Después de una jornada laboral extensa, los pies suelen ser los que más sufren el impacto del estrés y el movimiento. La hinchazón, el cansancio acumulado y, en ocasiones, la transpiración excesiva son problemas frecuentes. Ante esto, un remedio casero ancestral ha vuelto a cobrar relevancia: los baños de inmersión con canela.
Este método no solo busca la relajación muscular, sino que aprovecha las propiedades químicas de la especia. La canela es un potente antiséptico y antifúngico natural.
Por ello, sumergir los pies en esta preparación ayuda a combatir los hongos y las bacterias responsables del mal olor, actuando de manera preventiva contra el pie de atleta.
Otro de los grandes beneficios está relacionado con la circulación. La canela tiene un efecto termogénico que estimula el flujo sanguíneo. Esto es ideal para aquellas personas que suelen tener los pies fríos o que sienten hormigueo después de estar mucho tiempo sentadas o paradas en la misma posición.
Además, funciona como un antiinflamatorio natural. El contacto con el agua tibia potenciada por la canela ayuda a deshinchar los tobillos y alivia el dolor articular leve, proporcionando una sensación inmediata de alivio y ligereza en las extremidades inferiores.

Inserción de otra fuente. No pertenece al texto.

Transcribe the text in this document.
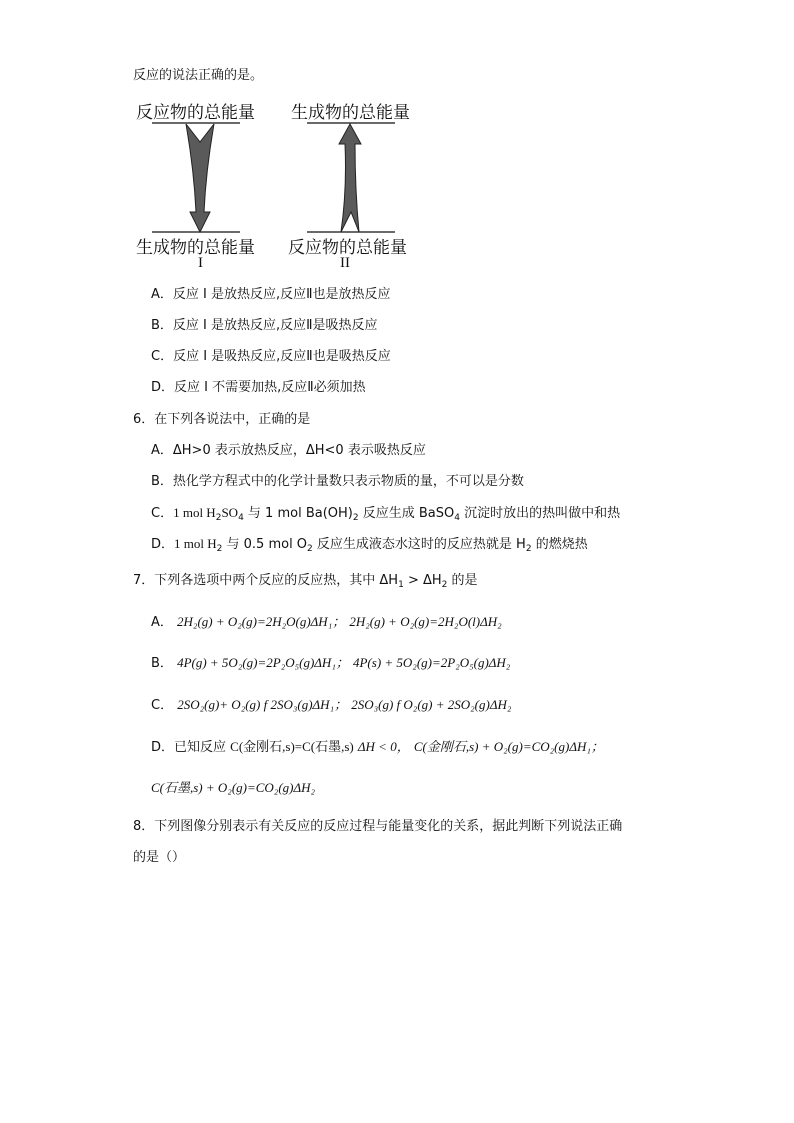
反应的说法正确的是。
反应物的总能量 生成物的总能量
生成物的总能量 反应物的总能量
I	II
A．反应 I 是放热反应,反应Ⅱ也是放热反应
B．反应 I 是放热反应,反应Ⅱ是吸热反应
C．反应 I 是吸热反应,反应Ⅱ也是吸热反应
D．反应 I 不需要加热,反应Ⅱ必须加热
6．在下列各说法中，正确的是
A．ΔH>0 表示放热反应，ΔH<0 表示吸热反应
B．热化学方程式中的化学计量数只表示物质的量，不可以是分数
C．1 mol $H_2SO_4$ 与 1 mol $Ba(OH)_2$ 反应生成 BaSO$_4$ 沉淀时放出的热叫做中和热
D．1 mol $H_2$ 与 0.5 mol $O_2$ 反应生成液态水这时的反应热就是 $H_2$ 的燃烧热
7．下列各选项中两个反应的反应热，其中 $\Delta H_1 > \Delta H_2$ 的是
A． 2H₂(g) + O₂(g)=2H₂O(g)ΔH₁； 2H₂(g) + O₂(g)=2H₂O(l)ΔH₂
B． 4P(g) + 5O₂(g)=2P₂O₅(g)ΔH₁； 4P(s) + 5O₂(g)=2P₂O₅(g)ΔH₂
C． 2SO₂(g)+ O₂(g) f 2SO₃(g)ΔH₁； 2SO₃(g) f O₂(g) + 2SO₂(g)ΔH₂
D．已知反应 C(金刚石,s)=C(石墨,s) ΔH < 0， C(金刚石,s) + O₂(g)=CO₂(g)ΔH₁；
C(石墨,s) + O₂(g)=CO₂(g)ΔH₂
8．下列图像分别表示有关反应的反应过程与能量变化的关系，据此判断下列说法正确
的是（）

Para prepararlo, no hace falta demasiada ciencia. Se recomienda hervir agua con varias ramas de canela (o unas cucharadas generosas de canela en polvo) y dejarla reposar hasta que la temperatura sea soportable al tacto.
Lo ideal es mantener los pies sumergidos entre 15 y 20 minutos para que la piel absorba las propiedades.
¿Cuándo conviene hacerlo? Los especialistas en bienestar sugieren realizar este ritual por la noche, preferentemente antes de irse a dormir. Al relajar la tensión muscular y calentar el cuerpo, este baño actúa como un inductor natural del sueño, ayudando a bajar las revoluciones del día.
Si bien es un tratamiento inofensivo para la mayoría, siempre es prudente realizar una pequeña prueba en la piel para descartar alergias a la especia. Asimismo, en caso de tener problemas circulatorios severos o diabetes, se recomienda consultar con un médico antes de probar remedios caseros que involucren temperatura o maceración de la piel.